While an ongoing and delicate topic for many facility cleaning managers and building service contractors, employee vaccination pressure took a significant turn last week with the announcement of widespread federal mandates from the Biden administration. Announced at the White House per an AP press release, President Biden detailed specifics — involving nearly 100 million private sector employees and federal contractors — requiring the COVID-19 vaccine in response to the surging Delta variant.
The expansive rules mandate that all employers with more than 100 workers require them to be vaccinated or test for the virus weekly, affecting about 80 million Americans. And the roughly 17 million workers at health facilities that receive federal Medicare or Medicaid also will have to be fully vaccinated.
Biden is also requiring vaccination for employees of the executive branch and contractors who do business with the federal government — with no option to test out. That covers several million more workers.
Biden announced the new requirements in a Thursday afternoon address from the White House as part of a new “action plan” to address the latest rise in coronavirus cases and the stagnating pace of COVID-19 shots.
In addition to the vaccination requirements, Biden moved to double federal fines for airline passengers who refuse to wear masks on flights or to maintain face covering requirements on federal property in accordance with Centers for Disease Control and Prevention (CDC) guidelines.
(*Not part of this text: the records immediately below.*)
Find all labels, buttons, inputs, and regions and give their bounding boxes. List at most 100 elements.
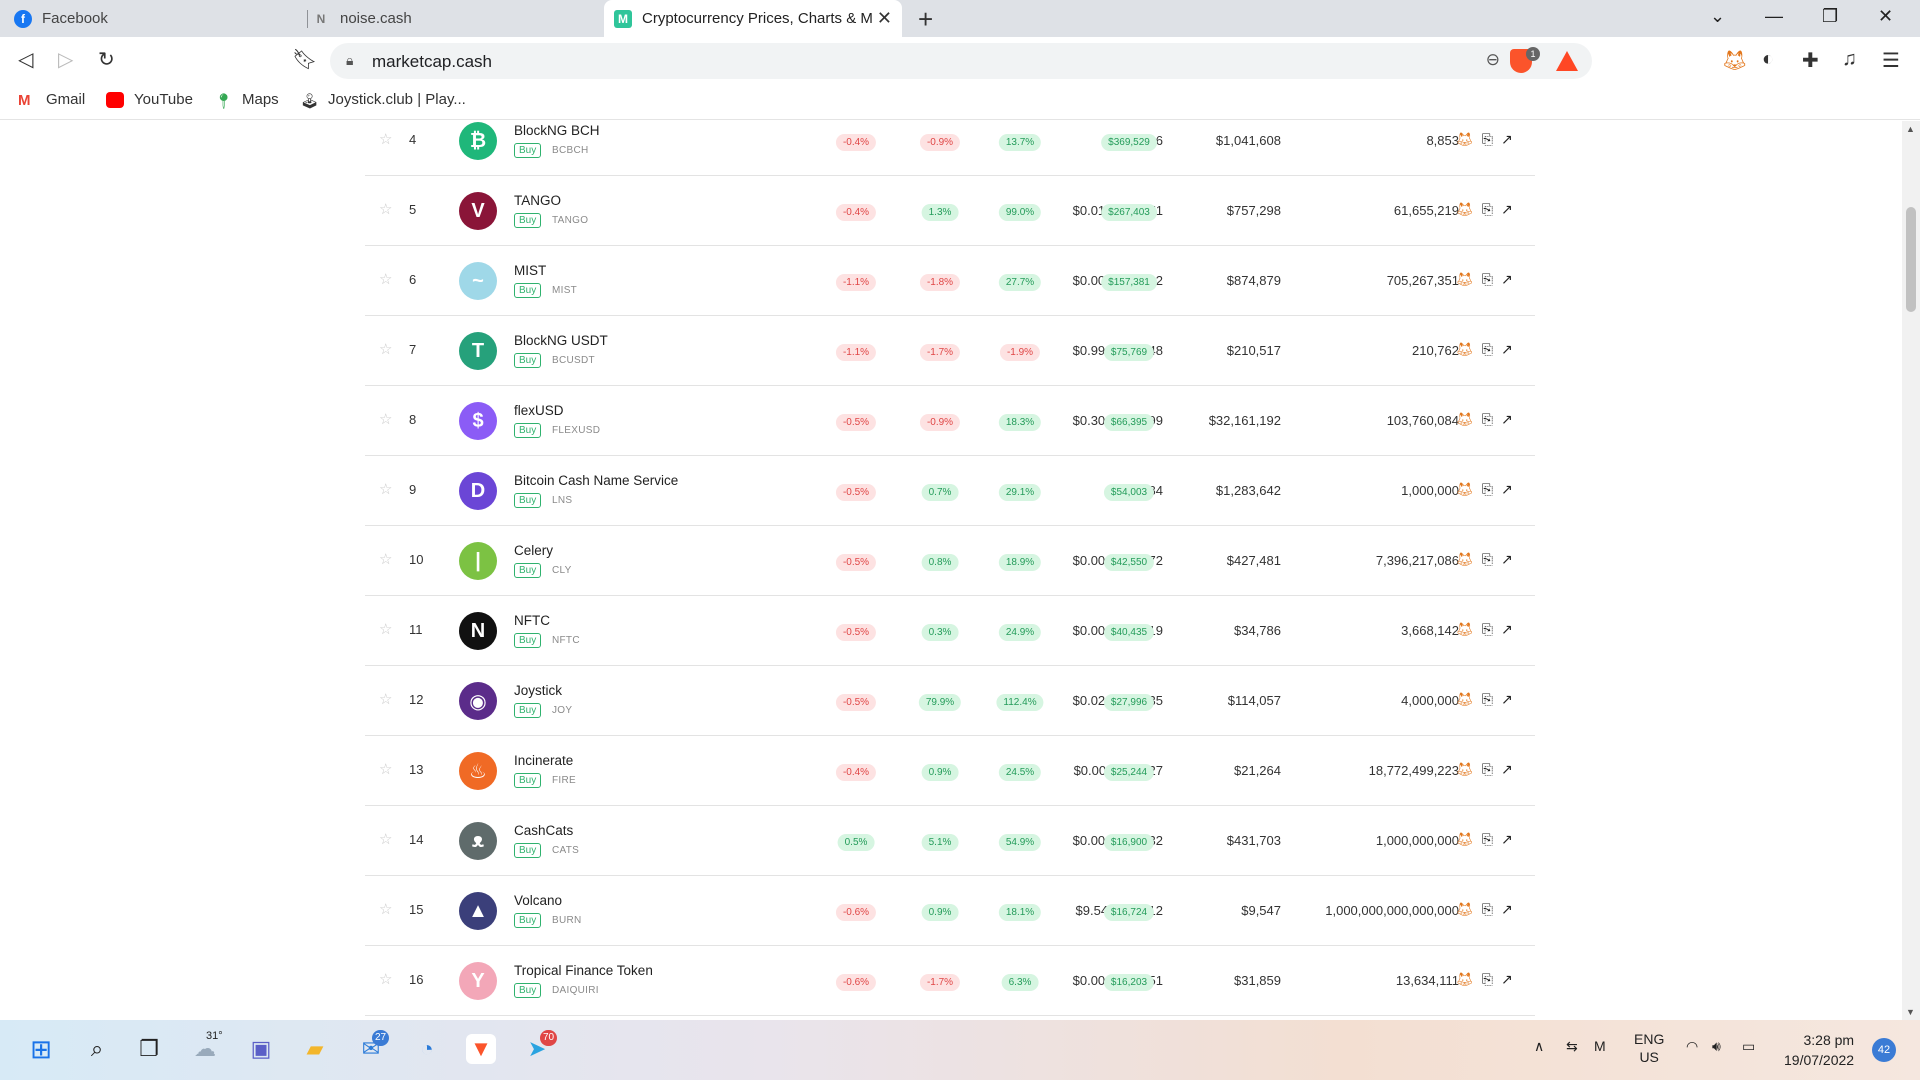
- external-link-icon[interactable]: ↗: [1501, 201, 1513, 218]
- copy-contract-icon[interactable]: ⎘: [1482, 901, 1493, 918]
- system-clock[interactable]: 3:28 pm 19/07/2022: [1784, 1030, 1854, 1070]
- metamask-add-icon[interactable]: 🦊︎: [1456, 481, 1474, 498]
- teams-chat-icon[interactable]: ▣: [246, 1034, 276, 1064]
- copy-contract-icon[interactable]: ⎘: [1482, 761, 1493, 778]
- table-row[interactable]: ☆9DBitcoin Cash Name ServiceBuyLNS$1.284…: [365, 456, 1535, 526]
- coin-name-link[interactable]: BlockNG BCH: [514, 123, 600, 138]
- coin-name-link[interactable]: flexUSD: [514, 403, 564, 418]
- tab-marketcap[interactable]: M Cryptocurrency Prices, Charts & M ✕: [604, 0, 902, 37]
- bookmark-maps[interactable]: 📍︎ Maps: [214, 91, 279, 110]
- copy-contract-icon[interactable]: ⎘: [1482, 411, 1493, 428]
- metamask-add-icon[interactable]: 🦊︎: [1456, 201, 1474, 218]
- buy-button[interactable]: Buy: [514, 423, 542, 438]
- external-link-icon[interactable]: ↗: [1501, 621, 1513, 638]
- menu-icon[interactable]: ☰: [1882, 48, 1900, 73]
- buy-button[interactable]: Buy: [514, 353, 542, 368]
- bookmark-joystick[interactable]: 🕹︎ Joystick.club | Play...: [300, 91, 466, 110]
- buy-button[interactable]: Buy: [514, 283, 542, 298]
- close-window-icon[interactable]: ✕: [1878, 6, 1893, 27]
- restore-icon[interactable]: ❐: [1822, 6, 1838, 27]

He announced that the government will work to increase the supply of virus tests, and that the White House has secured concessions from retailers including Walmart, Amazon and Kroger to sell at-home testing kits at cost beginning this week.
The administration is also sending additional federal support to assist schools in safely operating, including additional funding for testing. And Biden called for large entertainment venues and arenas to require vaccinations or proof of a negative test for entry.
The requirement for large companies to mandate vaccinations or weekly testing for employees will be enacted through a forthcoming rule from the Occupational Safety and Health Administration (OSHA) that carries penalties of $14,000 per violation, an administration official said. The rule will require that large companies provide paid time off for vaccination.
Meanwhile, the Centers for Medicare & Medicaid Services will extend a vaccination requirement issued earlier this summer — for nursing home staff — to other healthcare settings including hospitals, home-health agencies and dialysis centers.
Biden’s order for executive branch workers and contractors includes exceptions for workers seeking religious or medical exemptions from vaccination, according to Press Secretary Jen Psaki. Federal workers who don’t comply will be referred to their agencies’ human resources departments for counseling and discipline, to include potential termination.
An AP-NORC poll conducted in August found 55 percent of Americans in favor of requiring government workers to be fully vaccinated, compared with 21 percent opposed. Similar majorities also backed vaccine mandates for health care workers, teachers working at K-12 schools and workers who interact with the public, as at restaurants and retail stores.
Biden has encouraged COVID-19 vaccine requirements in settings like schools, workplaces and university campuses. On Thursday, the Los Angeles Board of Education voted to require all students 12 and older to be fully vaccinated in the the nation’s second-largest school district.
Walmart, the nation’s largest private employer, said in late July it was requiring all workers at its headquarters in Bentonville, Arkansas, as well as its managers who travel within the U.S., to be vaccinated against COVID-19 by Oct. 4. But the company had stopped short of requiring shots for its frontline workers.